What we have been doing in Amsterdam are two studies, one with targeted therapy up front in the neoadjuvant setting and one with a combination of immunotherapy with ipi and nivo. Certainly the latter one has very exciting results to mention already because we’re seeing a high response rate of 80% in those cases where the combination for stage 4 has a response rate of about 50-60%. But also now, intriguingly, we’re seeing long term benefit of this combination where you would expect these high risk stage 3 patients to relapse quite quickly, within one or two years, about half to 70% of cases. Certainly for the complete responders we have seen zero relapses but also for the partial responders the chance of relapse seems to be very much reduced and we’re very hopeful that we’re increasing the cure rates now with this new approach.
I suppose if there is, like you say, this tremendous response and long term benefit, how much room does that leave any surgical intervention as a follow up or if it’s even necessary?
That’s a very intriguing question which we’re also examining now because we’re still doing the full lymph node surgery on these cases is if that is really necessary or if there are other ways to measure the response. So we’re using the CT scans now with the RECIST criteria to look at those responses but they’re not correlating with the pathologic response yet. So we’re moving towards other ways of assessing this and one thing we’ve been doing in breast cancer at my institution is taking out the index node and examining that index node. If that index node is then clear of disease it correlates really well with the rest of the lymph nodes and you can save the patient unnecessary extensive surgery in those cases. So we’re now doing that with a magnetic marker which is also not a radioactive marker which we were using in breast cancer which also takes away the risk of radiation which might not be applicable to all institutes.
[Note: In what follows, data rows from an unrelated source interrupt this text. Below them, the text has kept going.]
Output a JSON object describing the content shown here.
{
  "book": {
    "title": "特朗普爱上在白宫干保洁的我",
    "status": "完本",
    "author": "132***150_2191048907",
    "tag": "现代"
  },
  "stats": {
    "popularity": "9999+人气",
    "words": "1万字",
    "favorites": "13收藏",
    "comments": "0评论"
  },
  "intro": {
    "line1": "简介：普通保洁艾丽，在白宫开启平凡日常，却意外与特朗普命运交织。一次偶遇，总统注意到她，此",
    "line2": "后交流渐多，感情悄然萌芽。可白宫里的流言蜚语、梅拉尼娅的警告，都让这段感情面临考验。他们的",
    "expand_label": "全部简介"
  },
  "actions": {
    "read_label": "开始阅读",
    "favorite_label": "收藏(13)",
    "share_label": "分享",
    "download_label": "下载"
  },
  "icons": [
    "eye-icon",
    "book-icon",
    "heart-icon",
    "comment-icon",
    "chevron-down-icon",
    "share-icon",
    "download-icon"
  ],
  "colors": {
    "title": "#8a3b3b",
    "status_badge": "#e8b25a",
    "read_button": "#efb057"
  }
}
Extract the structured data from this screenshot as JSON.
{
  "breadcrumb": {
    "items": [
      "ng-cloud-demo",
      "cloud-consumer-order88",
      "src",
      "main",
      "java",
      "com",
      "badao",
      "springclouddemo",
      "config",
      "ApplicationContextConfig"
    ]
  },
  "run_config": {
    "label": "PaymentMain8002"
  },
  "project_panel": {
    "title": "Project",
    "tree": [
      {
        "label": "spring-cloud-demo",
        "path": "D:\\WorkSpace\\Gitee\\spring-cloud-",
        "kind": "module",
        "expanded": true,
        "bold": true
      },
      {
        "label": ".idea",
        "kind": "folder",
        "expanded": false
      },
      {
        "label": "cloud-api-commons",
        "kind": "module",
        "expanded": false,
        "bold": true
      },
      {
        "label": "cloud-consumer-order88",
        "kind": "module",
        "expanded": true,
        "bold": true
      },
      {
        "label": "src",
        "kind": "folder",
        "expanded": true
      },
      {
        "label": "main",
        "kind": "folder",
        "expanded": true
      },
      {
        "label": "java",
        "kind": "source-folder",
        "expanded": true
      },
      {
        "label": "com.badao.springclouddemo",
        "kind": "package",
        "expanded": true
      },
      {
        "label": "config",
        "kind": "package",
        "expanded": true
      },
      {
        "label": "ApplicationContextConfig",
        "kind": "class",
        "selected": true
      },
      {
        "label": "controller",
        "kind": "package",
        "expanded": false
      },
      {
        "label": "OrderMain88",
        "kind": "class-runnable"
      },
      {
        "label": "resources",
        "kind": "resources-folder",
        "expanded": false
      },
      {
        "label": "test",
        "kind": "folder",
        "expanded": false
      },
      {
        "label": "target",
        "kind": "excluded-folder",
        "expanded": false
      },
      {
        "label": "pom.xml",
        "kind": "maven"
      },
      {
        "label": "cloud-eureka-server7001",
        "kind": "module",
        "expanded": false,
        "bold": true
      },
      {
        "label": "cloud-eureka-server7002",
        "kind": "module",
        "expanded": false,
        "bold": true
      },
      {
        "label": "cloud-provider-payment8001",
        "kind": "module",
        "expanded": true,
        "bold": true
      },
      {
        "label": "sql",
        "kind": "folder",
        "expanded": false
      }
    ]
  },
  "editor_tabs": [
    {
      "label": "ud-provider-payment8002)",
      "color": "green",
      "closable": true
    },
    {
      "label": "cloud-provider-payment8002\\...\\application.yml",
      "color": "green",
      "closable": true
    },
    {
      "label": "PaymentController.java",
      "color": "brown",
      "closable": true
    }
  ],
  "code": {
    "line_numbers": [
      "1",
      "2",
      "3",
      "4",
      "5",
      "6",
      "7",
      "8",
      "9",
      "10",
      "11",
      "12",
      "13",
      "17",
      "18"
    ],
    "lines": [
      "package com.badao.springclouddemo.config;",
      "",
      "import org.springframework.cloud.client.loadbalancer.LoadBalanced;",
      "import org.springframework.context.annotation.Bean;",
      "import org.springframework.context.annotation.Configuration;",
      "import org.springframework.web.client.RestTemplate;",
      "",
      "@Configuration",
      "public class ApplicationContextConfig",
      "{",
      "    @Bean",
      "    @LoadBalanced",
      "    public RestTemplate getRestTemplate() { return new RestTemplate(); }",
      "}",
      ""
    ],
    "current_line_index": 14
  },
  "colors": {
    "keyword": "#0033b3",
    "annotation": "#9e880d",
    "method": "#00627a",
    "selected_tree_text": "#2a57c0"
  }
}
Let’s have a look at what’s happened so far at ESMO, something that’s come out. Anything that’s caught your attention over the last two days?
Yes, for the stage 4 disease there was on Saturday some nice presentations on, for instance, a new combination of epacadostat with pembrolizumab for stage 4 patients which showed a very nice response rate but also a very good safety profile with less adverse events than the combination of ipi/nivo. So that’s something really to look forward to the phase III data which will eventually come out of that study.
For the upcoming data from the Monday trials and your own research, should we keep an eye out for those in the near future for any skin cancer congress? I think the next one is in Australia.
The next one will be, indeed, in Brisbane. I don’t think there will be any landmark new things coming there but certainly in the first or second quarter of 2018 the pembrolizumab study will also be released and there’s an ongoing study now with the combination ipi/nivo in the adjuvant setting which is still accruing so that will take some time still.
I think that covers what’s been and what’s coming up. Is there anything else that we didn’t get to mention?
Another interesting thing for surgical oncology in melanoma is the ongoing study of the combination of TVEC, which is an oncolytic virus, with pembrolizumab. That study is expected to complete the accrual by the first quarter of 2018. So certainly for me as a surgeon for patients with intransient lesions that is something I’m very much looking forward to and already from the phase I presented at ASCO this year there were some nice signs of a beneficial impact of the combination. Also just last week Tony Ribas published in Cell a nice paper on this.